Container Runtime Configuration
5.1 -- Ensure that, if applicable, an AppArmor Profile is enabled
Description: AppArmor provides mandatory access control for container processes.
Rationale: Limits what a compromised container process can access on the host.
Audit: docker inspect --format='{{.AppArmorProfile}}' <container>
Expected: A profile assigned (or documented reason for absence).
5.10 -- Ensure that the host's network namespace is not shared
Description: Containers should not use --net=host.
Rationale: Sharing the host network bypasses Docker network isolation.
Audit: docker inspect --format='{{.HostConfig.NetworkMode}}' <container>
Expected: Not host.
5.12 -- Ensure that the container's root filesystem is mounted as read only
Description: The root filesystem should be read-only with specific writable volumes for application data.
Rationale: Prevents an attacker from modifying the container's filesystem.
Audit: docker inspect --format='{{.HostConfig.ReadonlyRootfs}}' <container>
Expected: true with named volumes for writable paths.
5.15 -- Ensure that the host's process namespace is not shared
Description: Containers should not share the host's PID namespace.

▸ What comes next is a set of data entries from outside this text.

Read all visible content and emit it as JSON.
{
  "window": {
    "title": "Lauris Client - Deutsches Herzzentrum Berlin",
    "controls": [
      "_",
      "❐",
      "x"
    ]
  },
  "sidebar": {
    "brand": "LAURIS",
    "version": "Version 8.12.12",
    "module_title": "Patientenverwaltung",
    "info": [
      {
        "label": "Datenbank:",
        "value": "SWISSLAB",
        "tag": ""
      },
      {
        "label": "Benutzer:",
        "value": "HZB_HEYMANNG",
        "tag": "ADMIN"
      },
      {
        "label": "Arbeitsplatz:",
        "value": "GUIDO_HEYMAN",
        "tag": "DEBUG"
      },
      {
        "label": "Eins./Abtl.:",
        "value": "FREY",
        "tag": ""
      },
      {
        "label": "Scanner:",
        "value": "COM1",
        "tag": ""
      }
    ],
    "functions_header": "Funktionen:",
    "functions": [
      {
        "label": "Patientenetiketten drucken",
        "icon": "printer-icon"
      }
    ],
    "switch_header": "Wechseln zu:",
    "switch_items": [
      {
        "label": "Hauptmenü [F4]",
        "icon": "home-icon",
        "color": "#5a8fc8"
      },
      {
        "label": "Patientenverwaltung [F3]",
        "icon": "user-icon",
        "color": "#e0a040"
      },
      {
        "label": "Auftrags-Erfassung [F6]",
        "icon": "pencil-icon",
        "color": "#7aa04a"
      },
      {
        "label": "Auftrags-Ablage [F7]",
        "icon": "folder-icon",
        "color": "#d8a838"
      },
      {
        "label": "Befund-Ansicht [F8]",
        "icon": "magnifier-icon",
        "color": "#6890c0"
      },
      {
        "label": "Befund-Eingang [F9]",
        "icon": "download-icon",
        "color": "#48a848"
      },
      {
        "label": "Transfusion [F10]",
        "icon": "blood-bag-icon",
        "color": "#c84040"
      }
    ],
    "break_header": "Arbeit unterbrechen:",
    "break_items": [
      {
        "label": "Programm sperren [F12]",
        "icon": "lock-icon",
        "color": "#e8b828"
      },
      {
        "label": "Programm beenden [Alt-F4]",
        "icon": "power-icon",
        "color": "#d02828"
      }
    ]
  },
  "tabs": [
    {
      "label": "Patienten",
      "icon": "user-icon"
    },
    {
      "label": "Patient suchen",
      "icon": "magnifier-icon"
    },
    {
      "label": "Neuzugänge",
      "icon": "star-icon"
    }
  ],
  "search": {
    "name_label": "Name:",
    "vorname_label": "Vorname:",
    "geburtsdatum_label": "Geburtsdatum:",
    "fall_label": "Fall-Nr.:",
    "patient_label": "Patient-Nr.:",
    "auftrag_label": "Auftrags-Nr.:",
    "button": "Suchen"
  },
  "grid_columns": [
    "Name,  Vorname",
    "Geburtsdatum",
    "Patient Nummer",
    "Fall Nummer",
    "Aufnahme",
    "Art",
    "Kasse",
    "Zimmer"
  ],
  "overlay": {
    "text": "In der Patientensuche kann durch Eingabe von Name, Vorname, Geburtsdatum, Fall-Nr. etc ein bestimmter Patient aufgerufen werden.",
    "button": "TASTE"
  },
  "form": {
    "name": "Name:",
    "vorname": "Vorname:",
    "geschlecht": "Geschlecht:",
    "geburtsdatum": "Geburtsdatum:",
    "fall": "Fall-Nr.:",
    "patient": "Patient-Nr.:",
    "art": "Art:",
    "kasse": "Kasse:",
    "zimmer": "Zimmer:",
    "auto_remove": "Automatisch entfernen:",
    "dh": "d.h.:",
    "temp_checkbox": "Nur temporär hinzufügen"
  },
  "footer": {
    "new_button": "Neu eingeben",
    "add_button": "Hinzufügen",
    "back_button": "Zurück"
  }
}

Rationale: Sharing PID namespace allows container processes to see and signal host processes.
Audit: docker inspect --format='{{.HostConfig.PidMode}}' <container>
Expected: Not host.
5.25 -- Ensure that the container is restricted from acquiring additional privileges
Description: Prevent privilege escalation within running containers.
Rationale: Same as 2.14 but applied at container runtime.
Audit: docker inspect --format='{{.HostConfig.SecurityOpt}}' <container>
Expected: no-new-privileges flag set.
5.28 -- Ensure that the PIDs cgroup limit is set
Description: Limit the number of processes a container can create.
Rationale: Prevents fork bomb attacks from within a container.
Audit: docker inspect --format='{{.HostConfig.PidsLimit}}' <container>
Expected: A reasonable limit (e.g., 100-500 depending on application).
How to use this reference
- Run each audit command against the lab containers.
- Determine the status: Pass, Fail, or Not Applicable.
- For each "Not Applicable" classification, document WHY -- this is where professional judgment lives. "This item is not applicable because..." requires understanding the item, the system, and the gap between them.
- For each "Fail" classification, check whether your remediation work (Unit 7) already addressed it.
- Map your exploitation findings to specific items -- "the container running as root (4.1 failure) is why my privilege escalation exploit worked."